If only the Labour leadership was as loyal to its class origins!
But Cameron does stand a good chance of confusing and alienating
many rank and file traditional Tory supporters. No doubt the extreme
right-wing fringe parties will be trying to recruit them.
Meanwhile Cameron, after saying he wants an end to “Punch and
Judy politics”, launched a blistering personal attack on Gordon Brown –
implying that Blair is now so weak he is not worth bothering to attack.
*************
Editorial
Let us speed the day
ACROSS THE WORLD the New Year was heralded with traditional
displays of fireworks and mass celebrations. Religious leaders of
all persuasions gave their usual blessings while bourgeois
politicians of all hues rolled out the usual platitudes reserved for
this time of the year to remind us of their supposed commitment to
peace and their alleged concern for global poverty and the environment.

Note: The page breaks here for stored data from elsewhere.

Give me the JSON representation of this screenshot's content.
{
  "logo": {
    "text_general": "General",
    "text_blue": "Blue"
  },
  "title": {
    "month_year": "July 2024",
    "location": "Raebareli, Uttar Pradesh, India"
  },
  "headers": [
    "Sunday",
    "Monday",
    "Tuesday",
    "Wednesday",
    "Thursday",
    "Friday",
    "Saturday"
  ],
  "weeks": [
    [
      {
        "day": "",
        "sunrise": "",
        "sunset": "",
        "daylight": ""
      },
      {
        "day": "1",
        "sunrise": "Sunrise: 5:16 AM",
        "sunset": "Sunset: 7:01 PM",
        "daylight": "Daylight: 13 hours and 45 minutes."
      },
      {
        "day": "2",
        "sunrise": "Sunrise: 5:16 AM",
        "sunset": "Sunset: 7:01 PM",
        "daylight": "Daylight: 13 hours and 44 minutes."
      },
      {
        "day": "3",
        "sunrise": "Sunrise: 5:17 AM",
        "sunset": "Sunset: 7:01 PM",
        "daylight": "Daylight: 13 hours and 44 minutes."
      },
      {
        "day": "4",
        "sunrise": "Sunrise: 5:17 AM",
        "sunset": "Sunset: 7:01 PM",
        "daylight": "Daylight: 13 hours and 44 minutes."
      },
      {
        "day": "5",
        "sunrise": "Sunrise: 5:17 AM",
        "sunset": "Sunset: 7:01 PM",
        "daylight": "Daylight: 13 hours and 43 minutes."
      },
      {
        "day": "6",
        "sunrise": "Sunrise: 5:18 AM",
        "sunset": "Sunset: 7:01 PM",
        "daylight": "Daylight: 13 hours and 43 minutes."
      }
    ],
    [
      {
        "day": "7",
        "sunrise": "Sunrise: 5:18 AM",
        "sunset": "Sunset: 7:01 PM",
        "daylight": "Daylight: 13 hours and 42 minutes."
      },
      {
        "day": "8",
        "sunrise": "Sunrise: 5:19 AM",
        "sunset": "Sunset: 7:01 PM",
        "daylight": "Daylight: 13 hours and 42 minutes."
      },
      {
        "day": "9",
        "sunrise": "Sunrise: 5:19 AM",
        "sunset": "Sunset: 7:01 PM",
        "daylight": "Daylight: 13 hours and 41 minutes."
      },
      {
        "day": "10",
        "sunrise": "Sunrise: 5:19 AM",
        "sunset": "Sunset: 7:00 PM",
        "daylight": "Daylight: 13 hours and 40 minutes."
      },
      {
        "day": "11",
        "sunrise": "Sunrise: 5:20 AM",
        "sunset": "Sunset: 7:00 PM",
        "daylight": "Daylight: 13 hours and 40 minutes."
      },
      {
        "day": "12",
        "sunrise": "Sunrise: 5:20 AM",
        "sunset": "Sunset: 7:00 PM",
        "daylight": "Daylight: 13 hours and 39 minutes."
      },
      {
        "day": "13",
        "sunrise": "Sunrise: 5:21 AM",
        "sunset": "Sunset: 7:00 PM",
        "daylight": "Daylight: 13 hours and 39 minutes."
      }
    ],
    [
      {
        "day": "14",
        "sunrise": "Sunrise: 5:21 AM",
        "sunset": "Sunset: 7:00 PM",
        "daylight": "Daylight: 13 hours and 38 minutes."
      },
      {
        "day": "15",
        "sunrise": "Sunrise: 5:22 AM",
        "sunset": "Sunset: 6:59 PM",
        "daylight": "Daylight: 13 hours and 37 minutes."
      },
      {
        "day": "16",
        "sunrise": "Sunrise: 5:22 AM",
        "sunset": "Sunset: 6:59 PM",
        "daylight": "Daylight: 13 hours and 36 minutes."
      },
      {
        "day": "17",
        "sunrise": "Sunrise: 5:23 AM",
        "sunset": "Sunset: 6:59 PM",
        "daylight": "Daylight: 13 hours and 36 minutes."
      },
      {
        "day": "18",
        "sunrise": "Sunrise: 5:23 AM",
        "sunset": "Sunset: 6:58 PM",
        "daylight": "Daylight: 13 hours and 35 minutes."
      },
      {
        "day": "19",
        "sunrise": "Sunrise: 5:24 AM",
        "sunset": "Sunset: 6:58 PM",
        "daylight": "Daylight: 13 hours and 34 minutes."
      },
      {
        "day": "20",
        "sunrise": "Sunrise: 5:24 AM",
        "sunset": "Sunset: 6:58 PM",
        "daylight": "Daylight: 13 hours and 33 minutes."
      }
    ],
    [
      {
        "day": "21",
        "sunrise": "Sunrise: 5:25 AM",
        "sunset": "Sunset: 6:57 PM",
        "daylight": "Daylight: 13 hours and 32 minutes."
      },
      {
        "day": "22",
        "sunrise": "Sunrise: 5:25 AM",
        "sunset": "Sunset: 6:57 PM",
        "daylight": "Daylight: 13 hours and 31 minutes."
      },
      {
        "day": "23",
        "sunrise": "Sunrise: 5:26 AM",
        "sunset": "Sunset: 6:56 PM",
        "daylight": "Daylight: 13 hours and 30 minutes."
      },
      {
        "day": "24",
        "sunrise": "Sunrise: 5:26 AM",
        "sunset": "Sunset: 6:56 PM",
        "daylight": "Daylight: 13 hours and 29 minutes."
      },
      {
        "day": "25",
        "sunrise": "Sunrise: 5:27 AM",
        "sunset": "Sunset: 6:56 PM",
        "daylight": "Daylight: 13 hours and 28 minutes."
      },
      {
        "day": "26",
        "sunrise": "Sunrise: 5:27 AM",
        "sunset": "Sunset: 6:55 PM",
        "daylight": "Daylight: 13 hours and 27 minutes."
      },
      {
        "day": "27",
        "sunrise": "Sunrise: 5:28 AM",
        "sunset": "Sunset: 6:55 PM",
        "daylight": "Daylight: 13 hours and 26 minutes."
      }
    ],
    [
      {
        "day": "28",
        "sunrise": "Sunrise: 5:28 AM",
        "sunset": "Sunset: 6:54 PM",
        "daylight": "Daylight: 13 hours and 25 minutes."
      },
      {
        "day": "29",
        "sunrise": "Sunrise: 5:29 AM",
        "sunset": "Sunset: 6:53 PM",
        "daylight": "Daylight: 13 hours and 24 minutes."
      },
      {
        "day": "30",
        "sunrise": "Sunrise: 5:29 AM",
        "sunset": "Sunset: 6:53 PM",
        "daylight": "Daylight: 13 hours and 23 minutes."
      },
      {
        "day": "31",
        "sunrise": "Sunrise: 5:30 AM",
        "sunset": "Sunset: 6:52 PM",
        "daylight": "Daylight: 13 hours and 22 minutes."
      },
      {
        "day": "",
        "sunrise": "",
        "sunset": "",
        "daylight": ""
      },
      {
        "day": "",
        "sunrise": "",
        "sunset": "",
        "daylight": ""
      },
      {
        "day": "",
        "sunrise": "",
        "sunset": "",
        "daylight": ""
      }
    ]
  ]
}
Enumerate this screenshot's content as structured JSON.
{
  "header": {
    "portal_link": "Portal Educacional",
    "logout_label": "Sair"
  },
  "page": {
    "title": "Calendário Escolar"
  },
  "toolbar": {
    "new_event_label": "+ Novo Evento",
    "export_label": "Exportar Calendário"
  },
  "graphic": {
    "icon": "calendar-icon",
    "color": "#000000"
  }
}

Behind the mask of seasonal goodwill what our masters are
actually saying is that not only is it normal for vast tracts of the
globe to be controlled by a tiny fraction of its population but that
this is the only way the world can be run.
Blair and Bush say they want peace when they really want war. Iraq and
Afghanistan are ablaze. Cuba, Iran, Syria and Venezuela have already
been targeted. The bill is paid by the lives and taxes of working
people throughout America and Britain.
The capitalists and landowners would have us believe that their system
of exploitation and oppression, which enables them to live the lives of
Roman emperors, is totally justified and positively beneficial for the
whole of humanity while the suffering and misery of working people is
entirely of their own making.
Though the bourgeois media does not attempt to deny the abject poverty
of much of the Third World it never dares to explain that this is
entirely due to the capitalist and feudal social structure that is
imperialism.
The poor and the oppressed are blamed for their own woes. The
fact that most of their leaders are little more than lackeys of the big
corporations that plunder their resources and ruthlessly exploit their
labour is never mentioned.
Driven by desperation millions are forced to seek a new life in the
imperialist heartlands. Though their cheap labour underpins the
prosperity of western Europe and the United States they are treated as
third class citizens or labelled as “illegal” immigrants and
“bogus” asylum seekers.
If they dare to stand up for themselves, like the youths of France who
took to the streets in November, the might of the bourgeois state is
unleashed against them. If they take destiny into their own hands, like
the heroic people of Iraq and Palestine, they are branded “madmen” or
“terrorists”.
Bourgeois politicians boast about Britain’s economic might while
preparing new onslaughts on the living standards of working people.
Pensions, housing, the health service and education are all under
attack. Billions can be found for the war in Iraq and Britain’s nuclear
arsenal but workers’ wages barely keep up with inflation. The “ open
market” is hailed as the sole economic law except when it comes to the
unions still chained by repressive anti-union laws that
prevent free collective bargaining.
But the spectre of communism still haunts the ruling class. People’s
China has become the new power-house of the emerging world. Before the
revolution China was the poorest country in the world. Now living
standards are soaring and China has once again become the work-shop of
the world. One would expect bourgeois economists and politicians to
rejoice at the fact. Far from it. They can only speak of China’s growth
and prosperity with fear and apprehension.
When the DPRK was hit by natural disasters in the 1990s the
imperialists rejoiced and predicted the end of socialism in north
Korea. Now, through the immense efforts of the masses mobilised by the
Workers’ Party of Korea, the country is back on its feet with a bumper
harvest last year and the prospect of greater advances in 2006. Nothing
is said about this in the bourgeois media let alone the successful
drive to eradicate poverty in Cuba, Vietnam and Laos.
Socialism is the future for all humanity. Let’s ensure that the
struggles of the coming year speed the day.